Beacon Roofing’s third-quarter fiscal 2017 top and bottom lines improved on a year-over-year basis but missed the Zacks Consensus Estimates. The company lowered revenue growth range for 2017 to 5-6%, lower than the prior guidance of 6-9%. This takes in to consideration lower-than-expected sales rate in the third quarter due to higher rain and more limited reroof work as a result of milder winter weather. While the company expects a more normal rainfall impacting the fourth quarter, the drag effect from last winter will continue in certain northern markets, impacting the quarter’s sales. Organic growth outlook for the full year is 2-4% on a daily sales basis.
The company had earlier provided daily sales guidance of 4-6%. The company now anticipates adjusted full year earnings per share to be between $2.15 and $2.25. Beacon Roofing had earlier projected earnings per share at around $2.34. Further, it is projecting 2017 full-year gross margins at 24.5-24.6%, in line with fiscal 2016. The fourth-quarter comparison will be particularly difficult as the company posted its highest gross margin ever in fourth-quarter fiscal 2016.
The commercial roofing market has been experiencing more heightened competitive pricing pressures recently. The segment was also impacted by deferred work due to wet weather in the company’s normally strong commercial regions.
Southwest United States and Canada continue to be the company’s weakest performing regions. The Southwest region suffered a sales decline of 7.9%, reflecting difficult year-ago comparisons tied to hail damage in Texas. In third-quarter fiscal 2016, the company had witnessed a 46% increase in sales in the Southwest. Year-over-year comparisons in the Southwest will remain difficult during the coming quarters because of the magnitude of last year's hail's damage.
Sales in Canada dropped 16.2% during the quarter. Eastern Canada is being negatively impacted by a variety of factors, including heightened competitive pressure; more limited, larger project work; along with the increased levels of rain and consecutive mild winters.
Beacon Roofing’s suppliers in both residential and nonresidential sectors have announced multiple price increases during 2017 in response to rising cost pressures from escalating raw materials. Most recently, several vendors have attempted to pass through low to mid-single-digit price increases in residential roofing and in other products. End market acceptance of these higher prices remains uncertain at this point.
Moreover, Beacon Roofing underperformed the industry with respect to the year-to-date price performance. The stock dipped 14.0%, while the industry recorded growth of 6.8%.

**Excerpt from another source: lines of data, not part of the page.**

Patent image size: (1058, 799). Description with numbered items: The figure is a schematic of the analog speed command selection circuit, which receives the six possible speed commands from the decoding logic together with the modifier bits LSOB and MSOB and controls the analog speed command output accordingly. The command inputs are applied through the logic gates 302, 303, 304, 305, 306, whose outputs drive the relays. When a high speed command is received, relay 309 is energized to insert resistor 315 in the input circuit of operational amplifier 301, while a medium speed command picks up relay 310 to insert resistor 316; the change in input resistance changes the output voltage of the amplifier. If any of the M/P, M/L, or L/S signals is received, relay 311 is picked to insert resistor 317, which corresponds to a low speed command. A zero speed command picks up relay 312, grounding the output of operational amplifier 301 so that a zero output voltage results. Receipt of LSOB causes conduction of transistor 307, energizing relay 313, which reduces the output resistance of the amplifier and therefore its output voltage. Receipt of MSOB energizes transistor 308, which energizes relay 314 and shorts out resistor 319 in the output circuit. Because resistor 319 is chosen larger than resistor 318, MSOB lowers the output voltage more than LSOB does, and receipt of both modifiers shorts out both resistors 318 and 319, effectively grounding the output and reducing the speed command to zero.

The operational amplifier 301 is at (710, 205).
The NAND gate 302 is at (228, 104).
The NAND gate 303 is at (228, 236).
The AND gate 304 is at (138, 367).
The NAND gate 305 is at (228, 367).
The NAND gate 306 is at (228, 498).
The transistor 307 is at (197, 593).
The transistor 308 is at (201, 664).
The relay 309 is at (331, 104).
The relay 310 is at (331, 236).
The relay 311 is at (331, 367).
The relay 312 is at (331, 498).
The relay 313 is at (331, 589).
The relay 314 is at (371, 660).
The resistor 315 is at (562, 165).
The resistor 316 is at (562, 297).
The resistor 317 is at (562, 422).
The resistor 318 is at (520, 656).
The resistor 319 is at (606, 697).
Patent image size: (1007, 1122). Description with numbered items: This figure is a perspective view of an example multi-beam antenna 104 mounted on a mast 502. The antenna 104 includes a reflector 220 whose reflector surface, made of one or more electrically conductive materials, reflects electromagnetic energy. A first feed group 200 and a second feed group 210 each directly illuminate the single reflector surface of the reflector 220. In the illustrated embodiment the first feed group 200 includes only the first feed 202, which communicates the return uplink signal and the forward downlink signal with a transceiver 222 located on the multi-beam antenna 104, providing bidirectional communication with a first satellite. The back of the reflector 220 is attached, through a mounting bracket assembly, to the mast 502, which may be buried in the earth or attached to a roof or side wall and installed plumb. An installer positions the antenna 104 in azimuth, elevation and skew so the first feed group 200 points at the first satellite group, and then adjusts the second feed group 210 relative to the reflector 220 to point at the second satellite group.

Additionally, Beacon Roofing has been witnessing an unflattering movement in its earnings estimates trend, reflecting ongoing pessimism in the stock’s prospects. In the last month, current quarter earnings estimates have moved down 11% due to eight downward revisions versus none in the opposite direction. Meanwhile, current year consensus estimate has been revised 7% downward due to nine negative revisions versus none moving south. Likewise, the estimate for the next fiscal has moved down 6% due to nine negative revisions.
Beacon Roofing currently carries a Zacks Rank #4 (Sell).
Stocks to Consider
Some better-ranked stocks worth considering in the sector include Rush Enterprises, Inc. (RUSHA - Free Report) , The Home Depot, Inc. (HD - Free Report) , and Lumber Liquidators Holdings, Inc. (LL - Free Report) . Rush Enterprises sports a Zacks Rank #1 (Strong Buy) while Home Depot and Lumber Liquidators carry a Zacks Rank #2 (Buy). You can see the complete list of today’s Zacks #1 Rank stocks here.
Rush Enterprise’ earnings estimate for fiscal 2017 currently is pegged at $1.83, reflecting a 62.24% year-over-year growth. The earnings estimate for fiscal 2017 for The Home Depot is at $7.30, reflecting year-over-year growth of 13.19%. The Zacks Consensus Estimate for Lumber Liquidators for fiscal 2017 is at a loss of 69 cents, a considerable improvement from the loss of $2.51 in the prior fiscal.